California and the Midwest face a “high risk” of electricity shortages in the next five years

Wind turbines and transmission lines at a wind farm near Interstate 12 in Rio Vista, California, on Tuesday, March 30, 2021.

David Paul Morris | bloomberg | Getty Images

America’s electrical grid is being pushed to breaking point, and California, parts of the Midwest and parts of the south-central United States are at “high risk” of power shortages, says the non-profit organization charged with managing and evaluating the GRID.

“High risk” areas, marked in red on the map, may experience a decrease under “normal peak conditions,” according to the North American Electricity Reliability Corporation’s 54th annual assessment released Thursday.

The reasons for deficiency vary.

In the Midwestern states and Ontario, more power generation is being pulled than is being added online, NERC’s Mark Olson told reporters Thursday. The projected power shortages in that region have been anticipated since 2018, Olson said.

Olson said the risk in California is due to a “changing mix of resources” and “changing demand.” This means that there is a lot of renewable energy in the state, and its generation is not coordinated with the times when people need the most energy. NERC expects demand to fall below supply by 10 hours during the peak summer months in 2024.

Much of the rest of the Midwest and the rest of the western part of the United States is at “high risk” (marked in yellow on the map), which means that deficiency could occur in extreme conditions, such as during severe weather or periods of hot weather where everyone is running their air conditioners. In New England, the higher stakes come in the winter when people use natural gas-based generators.

“Natural gas capacity may be insufficient for generators, resulting in the use of reserve fuel, stored liquid fuel, and there are risks to the ability to maintain adequate fuel storage during long-term events,” Olson said.

The Southwest can also suffer when demand is high and wind power generation is low in the region.

Unusual times

“We’re living through extraordinary times from an electrical industry perspective,” John Mora, NERC’s director of reliability ratings, said Thursday.

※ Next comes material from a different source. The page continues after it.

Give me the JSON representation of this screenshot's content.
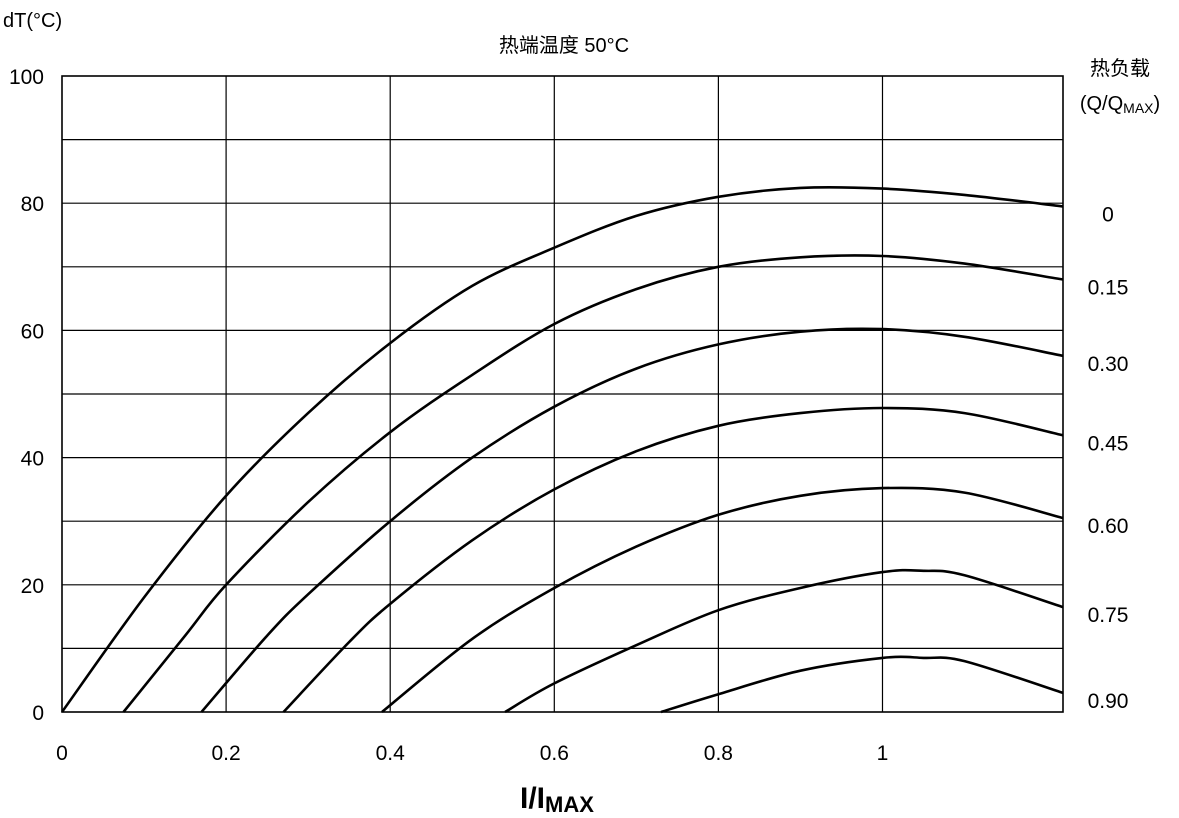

Increasing awareness of climate change is driving utilities to phase out fossil fuel-based energy sources that generate carbon emissions. Renewable energy sources such as wind and solar do not contribute to climate change, but they do have a period when they do not generate any energy (when the sky is dark or the wind is still).

Renewables are not necessarily tied to where the demand is, unlike fossil fuels, which can be transported and burned close to where they are consumed. That means more transmission lines are needed, and could take seven to 15 years to build, Mora says.

Another area of ​​note, according to NERC, is the increased energy demand for cryptocurrency mining and the need to plan for energy use there.

Then there is the weather. It’s hard to link specific extreme weather events to climate change, but it’s generally true that a warmer world is a wetter world, according to NASA climate scientists.

“Year after year, we’ve seen severe weather lead to increasing impacts on reliability. And so when we look at events over the past several years, it’s clear that the bulk power system is affected by severe weather more than ever before,” Mora told reporters on the media call.

These factors are putting increasing stress on the network, and NERC representatives are urging network operators to be conservative in their planning.

“Managing the pace of our generation’s retirement and changing our resource mix to ensure we have enough energy and basic services is an absolute necessity,” Mora told reporters during the call. “We need to work with the entire ecosystem to make sure that we manage that base, and to be very clear that we don’t retire generation prematurely – it’s done in an orderly way and especially in areas that are right on the edge.”

For its annual assessment of long-term electricity security, NERC looks at the next decade, but the Energy and Capacity Risk Assessment comes out over the next five years, from 2023 to 2027. There are a lot of moving parts and uncertainties for the risk assessment after the next five years will be worthwhile, according to NERC.

The Federal Energy Regulatory Commission adopted NERC to measure and enforce safety standards for the US power grid in 2006. NERC is overseen by FERC, the federal government agency responsible for regulating interstate electricity transmission.